Even though its hard to miss during viewing, none of the buffalo was wasted on this film. Do you ever watch a really good movie but maybe once or twice it throws up scenes that just feel a little off? The film is still very watchable, but you can't help but notice a bit of downtime in between where the story planes off at a slight tangent and where it rejoins the meaty part of the plot. Well, that was a feeling I didn't during the watching of this film, and some credit for that must go to the director, Gus Van Sant. Recently becoming a two-time best director nominee for Milk, his first came for this piece.

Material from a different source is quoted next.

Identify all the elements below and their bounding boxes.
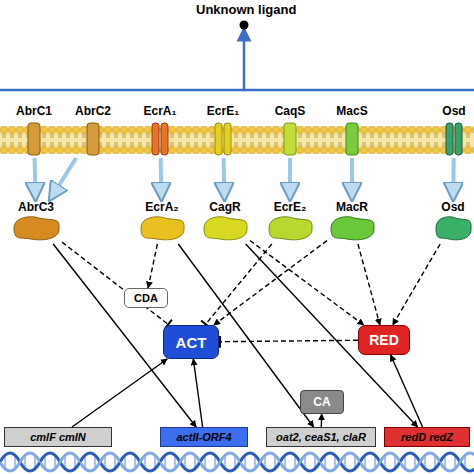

Fair enough, you have to put it in perspective; with material like this you probably could have filmed the actors giving their lines against a white background and the end product would have had a modicum of success, but Van Sant adds some much needed legitimacy to the fledgling script and film makers. His direction doesn't need to perform any tricks to augment the film. What it does do though is call attention away from any of the screenplay's adolescent blemishes by providing the right visual. Its filmed in a manner which posits that all the locations and characters have been around for years, but oh, you've just happened upon them now? What good timing, well let me show you this. The film even avoids the characteristic mid-movie slump, and I can't think of many which pull that feat off. How do you like them apples indeed.
If you haven't seen this movie, see it, and if you didn't like it first time around, watch it again, and again until you realise how impossibly wonderful it is. And, while you're watching, if you still don't get it, just tell yourself that its not your fault. Its not your fault. Its not your fault.